Baca juga: Kremlin Putus Komunikasi dengan Wagner Rusia, Yevgeny Prigozhin Minta Bantuan Media
Dalam video yang dirilis pada Sabtu, ia mengatakan siap untuk meminta maaf kepada komandan tertinggi Rusia.
Tetapi pada saat yang sama tampak mengejek menteri pertahanan Rusia Sergei Shoigu dan Kepala Staf Umum Valery Gerasimov.
“Saya benar-benar – sepenuhnya – mendukung semua inisiatif mereka,” tambah Prigozhin.
Minta bantuan media
Prigozhin mengatakan, Rusia memutus saluran komunikasi dengan grupnya pada 9 Maret 2023 kemarin.

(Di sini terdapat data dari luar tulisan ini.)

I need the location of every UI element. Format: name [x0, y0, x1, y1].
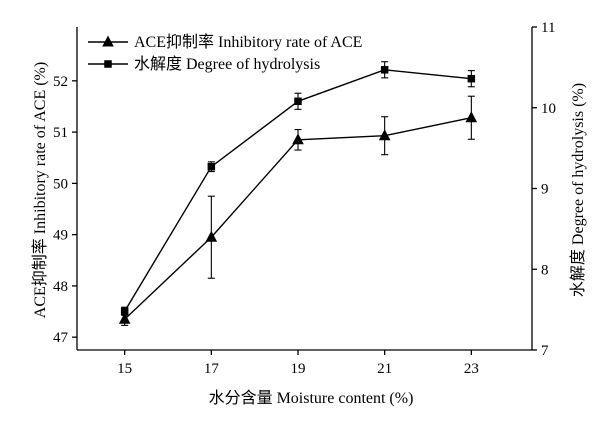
legend: ACE抑制率 Inhibitory rate of ACE 水解度 Degree … [88, 33, 362, 73]
triangle-marker [292, 133, 304, 145]
right-y-tick-label: 7 [541, 343, 549, 359]
legend-label: ACE抑制率 Inhibitory rate of ACE [134, 33, 362, 51]
square-marker [294, 97, 302, 106]
legend-square-marker [104, 60, 112, 68]
right-y-tick-label: 11 [541, 20, 555, 36]
left-y-tick-label: 51 [53, 125, 68, 141]
series-ace-inhibitory-rate [118, 95, 478, 326]
x-tick-label: 23 [464, 361, 479, 377]
series-degree-of-hydrolysis [120, 61, 476, 316]
marks-group [118, 61, 478, 326]
left-y-tick-label: 47 [53, 330, 69, 346]
right-y-tick-label: 9 [541, 182, 549, 198]
legend-label: 水解度 Degree of hydrolysis [134, 55, 320, 73]
x-tick-label: 15 [117, 361, 132, 377]
left-y-tick-label: 52 [53, 74, 68, 90]
triangle-marker [465, 111, 478, 123]
right-y-tick-label: 8 [541, 262, 549, 278]
x-tick-label: 21 [377, 361, 392, 377]
triangle-marker [118, 312, 131, 324]
triangle-marker [378, 129, 391, 141]
square-marker [207, 162, 216, 171]
x-tick-label: 19 [291, 361, 306, 377]
square-marker [120, 307, 129, 315]
x-tick-label: 17 [204, 361, 220, 377]
left-y-tick-label: 50 [53, 176, 68, 192]
left-y-axis-title: ACE抑制率 Inhibitory rate of ACE (%) [31, 62, 49, 318]
legend-triangle-marker [102, 35, 114, 47]
square-marker [380, 66, 389, 74]
x-axis-title: 水分含量 Moisture content (%) [209, 389, 414, 407]
left-y-tick-label: 48 [53, 279, 68, 295]
right-y-axis-title: 水解度 Degree of hydrolysis (%) [569, 83, 587, 297]
square-marker [467, 74, 476, 83]
triangle-marker [205, 230, 218, 242]
right-y-tick-label: 10 [541, 101, 556, 117]
axes-group: 47 48 49 50 51 52 7 8 9 10 11 15 17 19 21 23 [53, 20, 556, 377]
left-y-tick-label: 49 [53, 228, 68, 244]
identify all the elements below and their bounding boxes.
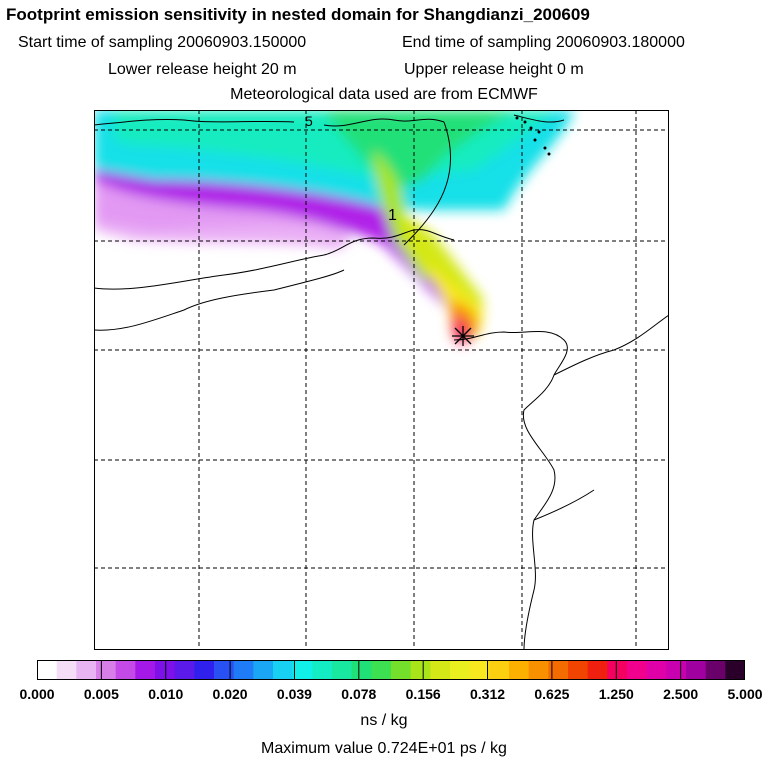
sampling-end: End time of sampling 20060903.180000	[402, 34, 685, 51]
legend-swatch	[312, 660, 333, 680]
legend-swatch	[135, 660, 156, 680]
legend-tick-label: 0.625	[534, 686, 570, 702]
legend-swatch	[273, 660, 294, 680]
legend-tick-label: 1.250	[598, 686, 634, 702]
legend-swatch	[627, 660, 648, 680]
legend-swatch	[587, 660, 608, 680]
legend-swatch	[371, 660, 392, 680]
release-lower: Lower release height 20 m	[108, 61, 297, 78]
legend-swatch	[332, 660, 353, 680]
map-title: Footprint emission sensitivity in nested…	[6, 5, 590, 24]
legend-swatch	[450, 660, 471, 680]
receptor-star-icon	[452, 326, 474, 346]
legend-swatch	[76, 660, 97, 680]
legend-swatch	[56, 660, 77, 680]
legend-swatch	[705, 660, 726, 680]
legend-swatch	[725, 660, 745, 680]
legend-swatch	[568, 660, 589, 680]
legend-swatch	[646, 660, 667, 680]
legend-unit: ns / kg	[360, 712, 408, 729]
legend-tick-label: 0.000	[19, 686, 55, 702]
legend-tick-label: 0.312	[470, 686, 506, 702]
legend-tick-label: 0.005	[83, 686, 119, 702]
legend-tick-label: 2.500	[663, 686, 699, 702]
legend-tick-label: 0.078	[341, 686, 377, 702]
color-legend-bar	[37, 660, 745, 680]
ship-track-dots	[515, 116, 551, 156]
legend-swatch	[233, 660, 254, 680]
legend-swatch	[509, 660, 530, 680]
footprint-map[interactable]: 5 1	[94, 110, 669, 650]
met-data-source: Meteorological data used are from ECMWF	[230, 86, 538, 103]
legend-swatch	[37, 660, 58, 680]
legend-swatch	[410, 660, 431, 680]
legend-swatch	[430, 660, 451, 680]
legend-tick-label: 0.039	[276, 686, 312, 702]
legend-swatch	[174, 660, 195, 680]
release-upper: Upper release height 0 m	[404, 61, 584, 78]
legend-tick-label: 0.010	[148, 686, 184, 702]
legend-tick-label: 0.156	[405, 686, 441, 702]
legend-swatch	[528, 660, 549, 680]
legend-swatch	[469, 660, 490, 680]
legend-swatch	[214, 660, 235, 680]
sampling-start: Start time of sampling 20060903.150000	[18, 34, 307, 51]
legend-tick-label: 5.000	[727, 686, 763, 702]
legend-swatch	[96, 660, 117, 680]
maximum-value: Maximum value 0.724E+01 ps / kg	[261, 740, 507, 757]
legend-frame	[37, 660, 745, 680]
legend-swatch	[607, 660, 628, 680]
legend-swatch	[253, 660, 274, 680]
legend-swatch	[391, 660, 412, 680]
contour-label: 5	[305, 113, 313, 129]
legend-swatch	[489, 660, 510, 680]
contour-label: 1	[388, 207, 397, 224]
map-frame	[94, 110, 669, 650]
lat-lon-grid	[94, 110, 669, 650]
footprint-plume	[94, 110, 574, 344]
legend-swatch	[155, 660, 176, 680]
legend-swatch	[292, 660, 313, 680]
legend-swatch	[666, 660, 687, 680]
legend-swatch	[351, 660, 372, 680]
map-canvas: 5 1	[94, 110, 669, 650]
legend-swatch	[686, 660, 707, 680]
legend-swatch	[115, 660, 136, 680]
legend-swatch	[194, 660, 215, 680]
legend-swatch	[548, 660, 569, 680]
legend-tick-label: 0.020	[212, 686, 248, 702]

Pemutusan akses ini terjadi saat Prigozhin gencar meminta bantuan amunisi pada Kementerian Pertahanan Rusia.
“Untuk menghentikan saya meminta amunisi, mereka mematikan semua saluran telepon khusus (pemerintah) di semua kantor dan unit (Wagner)," katanya melalui Telegram, dikutip dari The Moscow Times.
Baca juga: Bos Wagner Rusia Sarankan Pengkhianatan dalam Pertempuran Bakhmut Ukraina
Prigozhin mengaku tidak dapat berbuat untuk mendesak pemerintah Rusia.

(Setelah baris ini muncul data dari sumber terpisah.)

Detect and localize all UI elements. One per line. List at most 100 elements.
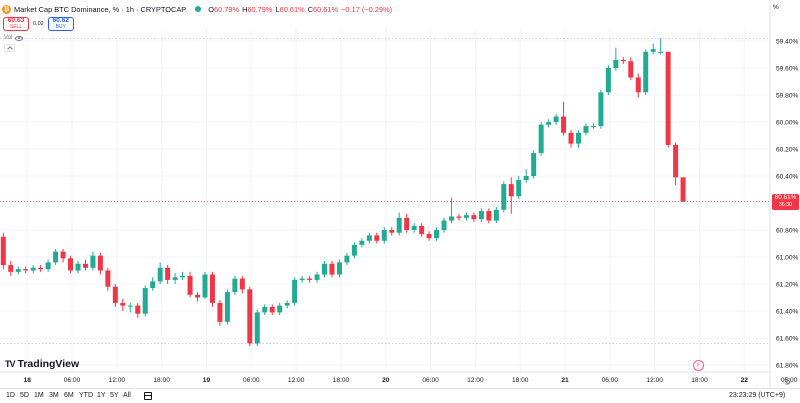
symbol-title[interactable]: Market Cap BTC Dominance, % · 1h · CRYPT…	[14, 4, 187, 14]
open-value: 60.79%	[213, 4, 240, 14]
candle-body	[60, 251, 66, 259]
buy-button[interactable]: 60.62 BUY	[47, 17, 74, 31]
news-flash-icon[interactable]	[693, 360, 704, 371]
candle-body	[434, 230, 440, 239]
low-label: L	[275, 4, 280, 14]
collapse-legend-button[interactable]	[4, 44, 15, 52]
time-tick-label: 19	[203, 377, 211, 384]
time-tick-label: 22	[741, 377, 749, 384]
time-tick-label: 18:00	[153, 377, 170, 384]
grid	[0, 28, 790, 372]
time-tick-label: 18	[24, 377, 32, 384]
candle-body	[381, 230, 387, 241]
buy-label: BUY	[55, 24, 66, 31]
range-1m-button[interactable]: 1M	[34, 392, 44, 399]
current-price-value: 60.61%	[774, 194, 797, 202]
tradingview-logo[interactable]: TV TradingView	[5, 358, 79, 370]
range-6m-button[interactable]: 6M	[64, 392, 74, 399]
bottom-toolbar: 1D 5D 1M 3M 6M YTD 1Y 5Y All 23:23:29 (U…	[0, 388, 800, 403]
candle-body	[411, 225, 417, 230]
candle-body	[426, 234, 432, 239]
eye-icon[interactable]	[15, 35, 24, 41]
range-3m-button[interactable]: 3M	[49, 392, 59, 399]
time-axis[interactable]: 18 06:00 12:00 18:00 19 06:00 12:00 18:00 20 06:0…	[0, 371, 798, 384]
candle-body	[613, 59, 619, 68]
candle-body	[568, 132, 574, 144]
candle-body	[336, 262, 342, 275]
sell-button[interactable]: 60.63 SELL	[3, 17, 29, 31]
candle-body	[516, 180, 522, 197]
spread-value: 0.02	[33, 21, 44, 27]
current-price-tag: 60.61% 36:30	[772, 193, 799, 210]
candle-body	[180, 275, 186, 278]
candle-body	[538, 124, 544, 154]
time-tick-label: 21	[561, 377, 569, 384]
price-tick-label: 59.80%	[776, 93, 799, 100]
candle-body	[307, 278, 313, 280]
range-ytd-button[interactable]: YTD	[79, 392, 93, 399]
candle-body	[135, 305, 141, 314]
clock-readout[interactable]: 23:23:29 (UTC+9)	[729, 392, 786, 399]
axis-unit-label[interactable]: %	[773, 4, 779, 11]
price-tick-label: 60.80%	[776, 228, 799, 235]
candle-body	[247, 289, 253, 344]
candle-body	[157, 267, 163, 282]
candle-body	[105, 270, 111, 287]
candle-body	[120, 302, 126, 306]
price-tick-label: 59.40%	[776, 39, 799, 46]
candle-body	[628, 61, 634, 78]
open-label: O	[208, 4, 214, 14]
candle-body	[486, 211, 492, 221]
market-status-dot	[195, 6, 202, 12]
candle-body	[292, 279, 298, 303]
sell-label: SELL	[9, 24, 23, 31]
range-1y-button[interactable]: 1Y	[97, 392, 106, 399]
candle-body	[441, 220, 447, 230]
bitcoin-icon: ₿	[2, 4, 11, 14]
candle-body	[501, 184, 507, 210]
candle-body	[269, 306, 275, 313]
range-5d-button[interactable]: 5D	[20, 392, 29, 399]
range-markers	[0, 37, 770, 344]
close-label: C	[307, 4, 314, 14]
price-tick-label: 61.80%	[776, 363, 799, 370]
candle-body	[389, 230, 395, 233]
high-label: H	[242, 4, 248, 14]
candle-body	[583, 126, 589, 133]
candle-body	[374, 235, 380, 241]
range-5y-button[interactable]: 5Y	[110, 392, 119, 399]
candle-body	[575, 132, 581, 144]
time-tick-label: 06:00	[602, 377, 619, 384]
bar-countdown: 36:30	[779, 201, 792, 208]
candle-body	[172, 277, 178, 280]
candle-body	[680, 177, 686, 202]
candle-body	[620, 59, 626, 62]
price-tick-label: 61.00%	[776, 255, 799, 262]
candle-body	[142, 288, 148, 314]
candle-body	[322, 263, 328, 275]
range-1d-button[interactable]: 1D	[6, 392, 15, 399]
candle-body	[195, 294, 201, 298]
time-tick-label: 12:00	[288, 377, 305, 384]
candle-body	[523, 176, 529, 181]
volume-indicator[interactable]: Vol	[4, 35, 24, 41]
candle-body	[277, 305, 283, 313]
candle-body	[658, 51, 664, 53]
range-all-button[interactable]: All	[123, 392, 131, 399]
candle-body	[0, 236, 6, 266]
time-tick-label: 12:00	[646, 377, 663, 384]
time-tick-label: 18:00	[512, 377, 529, 384]
candle-body	[254, 312, 260, 344]
candle-body	[590, 126, 596, 128]
candle-body	[396, 217, 402, 233]
tradingview-logo-text: TradingView	[17, 358, 80, 370]
calendar-icon[interactable]	[144, 392, 152, 400]
candle-body	[553, 116, 559, 122]
price-tick-label: 60.20%	[776, 147, 799, 154]
price-tick-label: 60.40%	[776, 174, 799, 181]
candle-body	[127, 305, 133, 307]
candle-body	[45, 262, 51, 270]
settings-gear-icon[interactable]	[783, 377, 791, 385]
price-tick-label: 59.60%	[776, 66, 799, 73]
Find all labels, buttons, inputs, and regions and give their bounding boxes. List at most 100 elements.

Ia meminta bantuan dari media dan rakyat Rusia agar membantunya menekan tentara Rusia untuk berbagi persediaan amunisi dengan Wagner.
“Sekarang saya hanya bisa meminta lebih banyak pasokan melalui media dan kemungkinan besar akan melakukannya,” katanya, dikutip dari Express UK.
Dalam pesan Telegram itu, Yevgeny Prigozhin mengatakan orang-orang di pemerintahan Rusia memblokir semua akses komunikasi.
“Mereka telah memblokir semua izin masuk ke lembaga negara yang membuat keputusan.
“Saya tidak akan menyebutkan nama mereka agar tidak mendiskreditkan mereka dengan cara apapun. Jadi sekarang saya hanya bisa bertanya melalui media,” katanya.
Baca juga: Pemimpin Wagner Yevgeny Prigozhin Tuduh Petinggi Militer Rusia Makar
Kremlin abaikan seruan Wagner soal pasokan amunisi
Grup Wagner menjadi sorotan selama beberapa bulan terakhir karena Yevgeny Prigozhin terus mendesak pemerintah Rusia untuk mengirim amunisi.
Saat ini, grup Wagner yang berada di Bakhmut sedang menghadapi masa sulit karena persediaan amunisi yang semakin menipis, dikutip dari Business Insider.
Pertempuran di Bakhmut
Dikutip dari Guardian, Penasihat Presiden Ukraina, Mykhailo Podolyak, mengungkapkan Volodymyr Zelensky memutuskan untuk melanjutkan pertempuran di Bakhmut untuk menekan unit-unit terbaik Rusia.
Komentar Podolyak disampaikan dalam sebuah wawancara dengan surat kabar La Stampa Italia.
Ini dinilai sebagai sinyal terbaru dari Kyiv untuk melanjutkan pertahanan kota timur yang diperebutkan, tempat pertempuran paling berdarah perang.